All Products
Search
Document Center

SuperApp:Node Configuration Guide

Last Updated:Apr 21, 2026

This document introduces workflow composition and node configuration procedures.

AI Workflow = Assemble multiple nodes like LEGO bricks to automatically execute an end-to-end processing pipeline.

AI Workflows

AI workflows include preset workflows and custom workflows.

Preset Workflows

The following preset workflows are currently available (more will be added as business needs evolve):

  1. Face Extraction + Video Summary (OTT)

  2. Frame Extraction & Analysis (Custom)

  3. Speech Extraction + ASR + Text Content Extraction + Frame Extraction & Analysis (Custom)

1. Face Extraction + Video Summary (OTT)

  • Workflow:image

  • Use Case:
    Quickly extract facial information from videos and generate concise summaries—ideal for celebrity highlight reels in entertainment content or news anchor compilations.

  • Advantage:
    One-click execution of “face detection + content summarization,” significantly reducing manual filtering effort.

2. Frame Extraction & Analysis (Custom)

  • Workflow:
    image

  • Use Case:
    Frame-by-frame video analysis, such as ad frame detection, visual compliance checks, or keyframe extraction.

  • Advantage:
    Focused on frame-level content inspection, meeting high-precision visual analysis requirements.

3. Speech Extraction + ASR + Text Content Extraction + Frame Extraction & Analysis (Custom)

  • Workflow:
    image

  • Use Case:
    End-to-end processing that combines audio transcription, text extraction, and frame analysis—perfect for compliance review of live stream replays or multi-dimensional analysis of long-form videos.

  • Advantage:
    Covers the full pipeline from audio → text → visuals, eliminating the need to switch between multiple tools.

Custom Workflows

Custom workflows allow users to freely combine any of the five available AI processing nodes based on business needs:

  • Face Recognition

  • Speech Extraction + ASR

  • Text Content Extraction

  • Video Summary (OTT)

  • Frame Extraction & Analysis (Custom)

For detailed capabilities of each node, see:Node Capabilities Description

Note
  • It is strongly recommended to use Speech Extraction + ASR, Text Content Extraction, and Frame Extraction & Analysis (Custom) together.

  • Speech Extraction + ASR provides the required input for Text Content Extraction. Using them separately will result in processing failure.

Recommended Workflow Combinations (Typical Scenarios)

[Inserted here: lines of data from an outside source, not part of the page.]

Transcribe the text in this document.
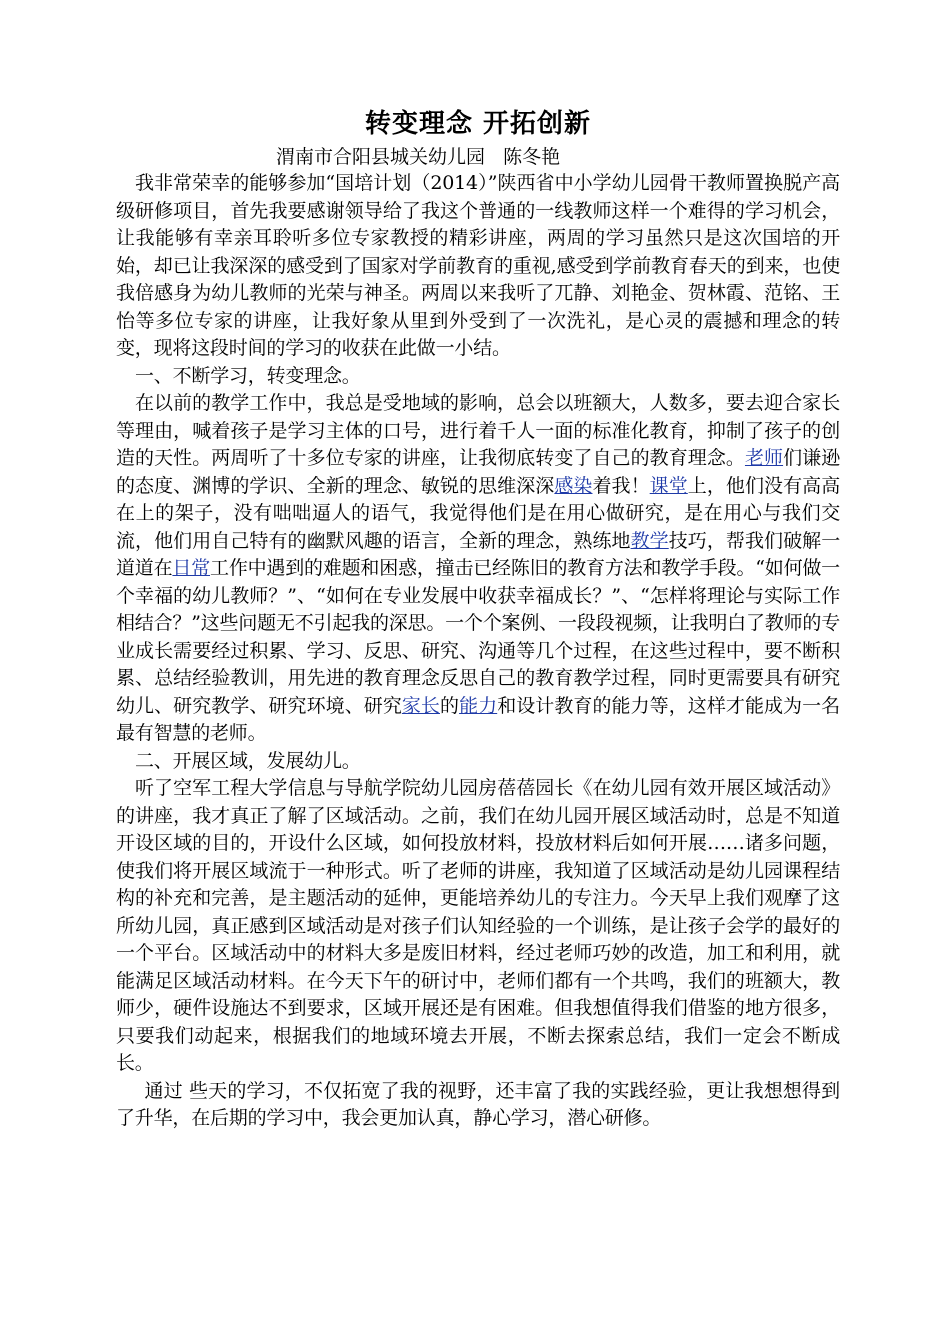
转变理念 开拓创新
渭南市合阳县城关幼儿园   陈冬艳

我非常荣幸的能够参加“国培计划（2014）”陕西省中小学幼儿园骨干教师置换脱产高级研修项目，首先我要感谢领导给了我这个普通的一线教师这样一个难得的学习机会，让我能够有幸亲耳聆听多位专家教授的精彩讲座，两周的学习虽然只是这次国培的开始，却已让我深深的感受到了国家对学前教育的重视,感受到学前教育春天的到来，也使我倍感身为幼儿教师的光荣与神圣。两周以来我听了兀静、刘艳金、贺林霞、范铭、王怡等多位专家的讲座，让我好象从里到外受到了一次洗礼，是心灵的震撼和理念的转变，现将这段时间的学习的收获在此做一小结。

一、不断学习，转变理念。

在以前的教学工作中，我总是受地域的影响，总会以班额大，人数多，要去迎合家长等理由，喊着孩子是学习主体的口号，进行着千人一面的标准化教育，抑制了孩子的创造的天性。两周听了十多位专家的讲座，让我彻底转变了自己的教育理念。老师们谦逊的态度、渊博的学识、全新的理念、敏锐的思维深深感染着我！课堂上，他们没有高高在上的架子，没有咄咄逼人的语气，我觉得他们是在用心做研究，是在用心与我们交流，他们用自己特有的幽默风趣的语言，全新的理念，熟练地教学技巧，帮我们破解一道道在日常工作中遇到的难题和困惑，撞击已经陈旧的教育方法和教学手段。“如何做一个幸福的幼儿教师？”、“如何在专业发展中收获幸福成长？”、“怎样将理论与实际工作相结合？”这些问题无不引起我的深思。一个个案例、一段段视频，让我明白了教师的专业成长需要经过积累、学习、反思、研究、沟通等几个过程，在这些过程中，要不断积累、总结经验教训，用先进的教育理念反思自己的教育教学过程，同时更需要具有研究幼儿、研究教学、研究环境、研究家长的能力和设计教育的能力等，这样才能成为一名最有智慧的老师。

二、开展区域，发展幼儿。

听了空军工程大学信息与导航学院幼儿园房蓓蓓园长《在幼儿园有效开展区域活动》的讲座，我才真正了解了区域活动。之前，我们在幼儿园开展区域活动时，总是不知道开设区域的目的，开设什么区域，如何投放材料，投放材料后如何开展……诸多问题，使我们将开展区域流于一种形式。听了老师的讲座，我知道了区域活动是幼儿园课程结构的补充和完善，是主题活动的延伸，更能培养幼儿的专注力。今天早上我们观摩了这所幼儿园，真正感到区域活动是对孩子们认知经验的一个训练，是让孩子会学的最好的一个平台。区域活动中的材料大多是废旧材料，经过老师巧妙的改造，加工和利用，就能满足区域活动材料。在今天下午的研讨中，老师们都有一个共鸣，我们的班额大，教师少，硬件设施达不到要求，区域开展还是有困难。但我想值得我们借鉴的地方很多，只要我们动起来，根据我们的地域环境去开展，不断去探索总结，我们一定会不断成长。

通过 些天的学习，不仅拓宽了我的视野，还丰富了我的实践经验，更让我想想得到了升华，在后期的学习中，我会更加认真，静心学习，潜心研修。
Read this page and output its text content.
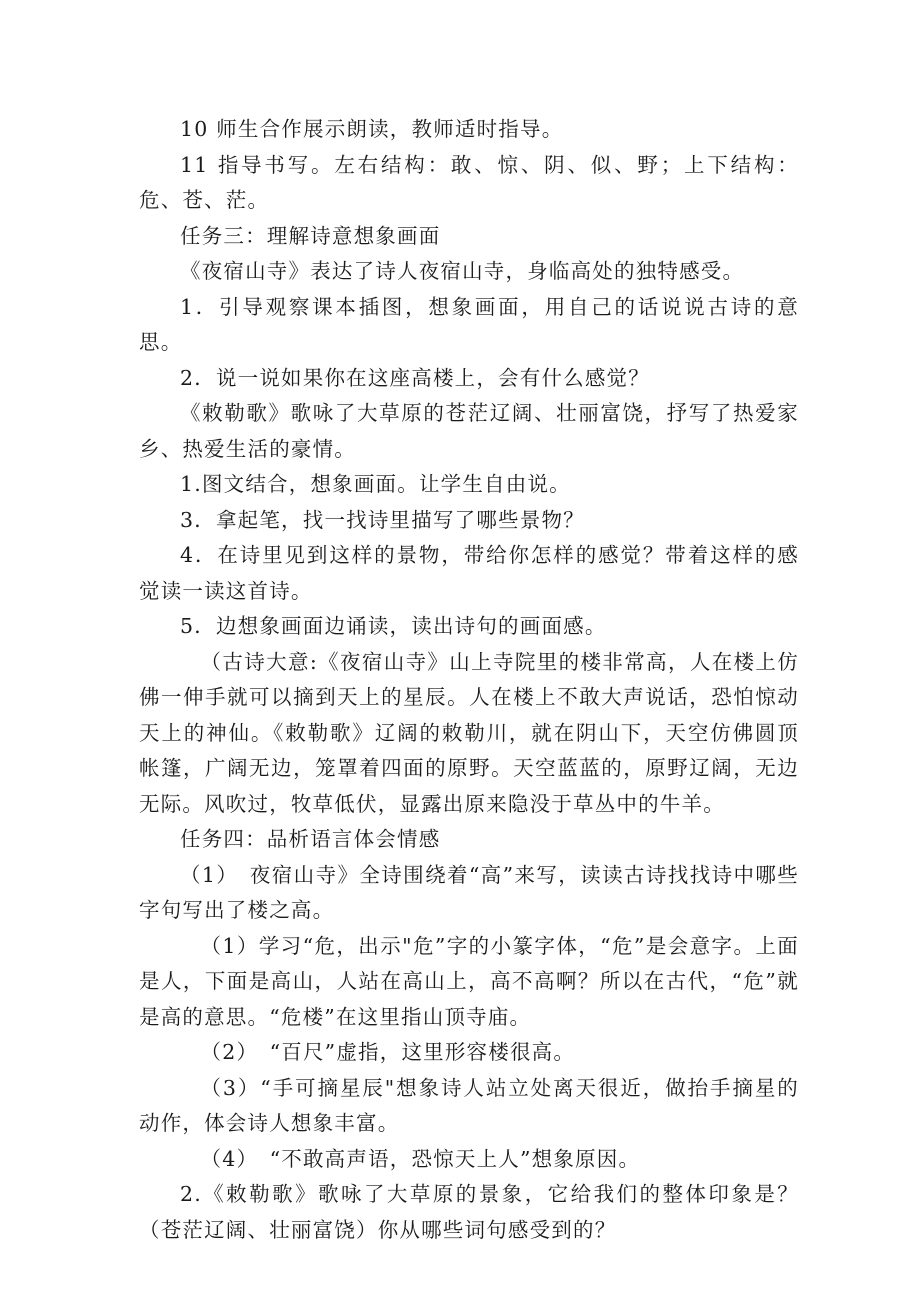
10 师生合作展示朗读，教师适时指导。

11 指导书写。左右结构：敢、惊、阴、似、野；上下结构：危、苍、茫。

任务三：理解诗意想象画面

《夜宿山寺》表达了诗人夜宿山寺，身临高处的独特感受。

1．引导观察课本插图，想象画面，用自己的话说说古诗的意思。

2．说一说如果你在这座高楼上，会有什么感觉？

《敕勒歌》歌咏了大草原的苍茫辽阔、壮丽富饶，抒写了热爱家乡、热爱生活的豪情。

1.图文结合，想象画面。让学生自由说。

3．拿起笔，找一找诗里描写了哪些景物？

4．在诗里见到这样的景物，带给你怎样的感觉？带着这样的感觉读一读这首诗。

5．边想象画面边诵读，读出诗句的画面感。

（古诗大意:《夜宿山寺》山上寺院里的楼非常高，人在楼上仿佛一伸手就可以摘到天上的星辰。人在楼上不敢大声说话，恐怕惊动天上的神仙。《敕勒歌》辽阔的敕勒川，就在阴山下，天空仿佛圆顶帐篷，广阔无边，笼罩着四面的原野。天空蓝蓝的，原野辽阔，无边无际。风吹过，牧草低伏，显露出原来隐没于草丛中的牛羊。

任务四：品析语言体会情感

（1）　夜宿山寺》全诗围绕着“高”来写，读读古诗找找诗中哪些字句写出了楼之高。

（1）学习“危，出示"危”字的小篆字体，“危”是会意字。上面是人，下面是高山，人站在高山上，高不高啊？所以在古代，“危”就是高的意思。“危楼”在这里指山顶寺庙。

（2）　“百尺”虚指，这里形容楼很高。

（3）“手可摘星辰"想象诗人站立处离天很近，做抬手摘星的动作，体会诗人想象丰富。

（4）　“不敢高声语，恐惊天上人”想象原因。

2.《敕勒歌》歌咏了大草原的景象，它给我们的整体印象是？（苍茫辽阔、壮丽富饶）你从哪些词句感受到的？
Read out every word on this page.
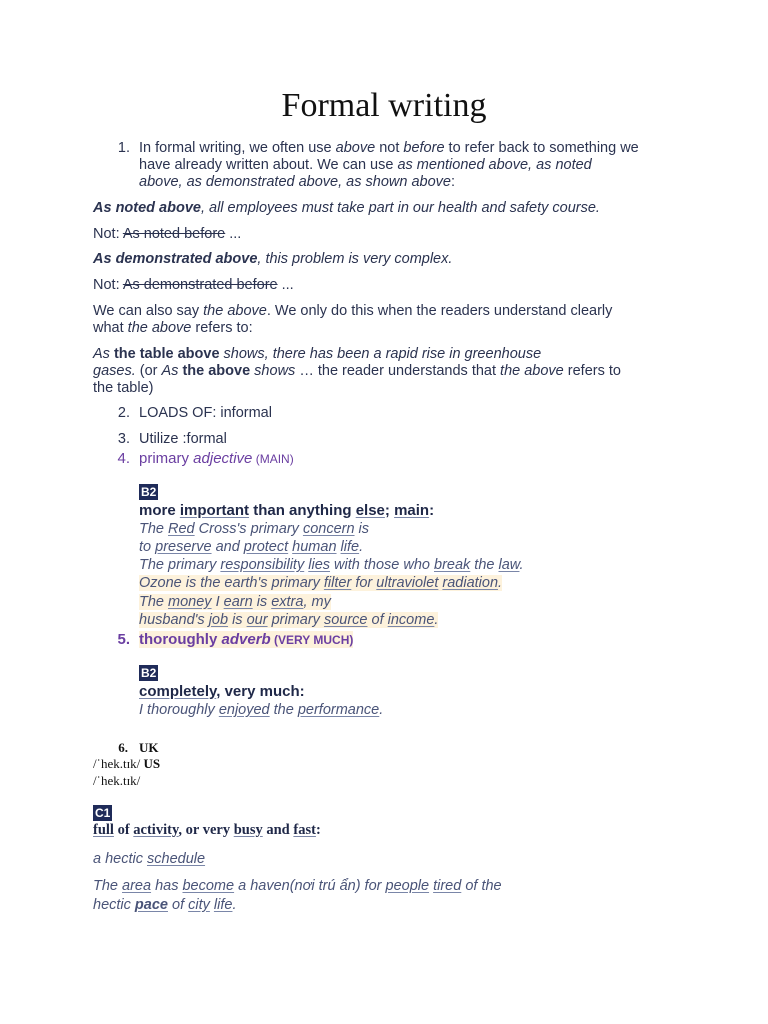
Formal writing
1. In formal writing, we often use above not before to refer back to something we
have already written about. We can use as mentioned above, as noted
above, as demonstrated above, as shown above:
As noted above, all employees must take part in our health and safety course.
Not: As noted before ...
As demonstrated above, this problem is very complex.
Not: As demonstrated before ...
We can also say the above. We only do this when the readers understand clearly
what the above refers to:
As the table above shows, there has been a rapid rise in greenhouse
gases. (or As the above shows … the reader understands that the above refers to
the table)
2. LOADS OF: informal
3. Utilize :formal
4. primary adjective (MAIN)
B2
more important than anything else; main:
The Red Cross's primary concern is
to preserve and protect human life.
The primary responsibility lies with those who break the law.
Ozone is the earth's primary filter for ultraviolet radiation.
The money I earn is extra, my
husband's job is our primary source of income.
5. thoroughly adverb (VERY MUCH)
B2
completely, very much:
I thoroughly enjoyed the performance.
6. UK
/ˈhek.tɪk/ US
/ˈhek.tɪk/
C1
full of activity, or very busy and fast:
a hectic schedule
The area has become a haven(nơi trú ẩn) for people tired of the
hectic pace of city life.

Scenario 1: Full-Chain Sequential Deep Analysis

  • Workflow:
    image

  • Use Case:
    Standardized, step-by-step deep structuring of video content where output from each stage feeds into the next.

  • Advantage:
    Linear and transparent pipeline—easy to debug; enables comprehensive parsing across visual, audio, and semantic dimensions in a single task.

Scenario 2: Sequential Audio-Visual Processing

  • Workflow:
    image

  • Use Case:
    Semantic-focused analysis without person identification—e.g., meeting transcripts or Vlog content analysis—while preserving key frames and transcribed speech.

  • Advantage:
    Faster processing with reduced compute cos; optimized for “visual archiving + spoken semantics.”

Scenario 3: Parallel Audio and Video Processing

  • Workflow:
    image

  • Use Case:
    Most common media ingestion scenarios: identify who appears in the video and what is said, with no dependency between the two streams.

  • Advantage:
    High-efficiency parallel execution—failure in one branch (e.g., face recognition) does not block results from the other (e.g., text extraction).

Scenario 4: Parallel Person Identification and Frame Analysis

  • Workflow:
    image

  • Use Case:
    Rapidly capture identity information while simultaneously performing frame sampling and speech analysis.

  • Advantage:
    Decouples “person identification” from “content analysis,” ideal for time-sensitive operations.

Scenario 5: Frame-Driven Multimodal Analysis

  • Workflow:
    image

  • Use Case:
    Emphasizes visual content mining—e.g., extracting text from ad frames or recognizing PPT slides—while optionally including speech transcription.

  • Advantage:
    Maximizes utilization of visual data; best suited for “visual-first” content like tutorials or advertisements.

Scenario 6: Complex Cross-Modal Dependency Processing

  • Workflow:
    image

  • Use Case:
    Advanced multimodal fusion scenarios requiring joint conditions—e.g., “retrieve clips where Person A appears AND says Keyword X.”

  • Advantage:
    Captures the richest set of cross-modal correlations, enabling sophisticated semantic and contextual queries.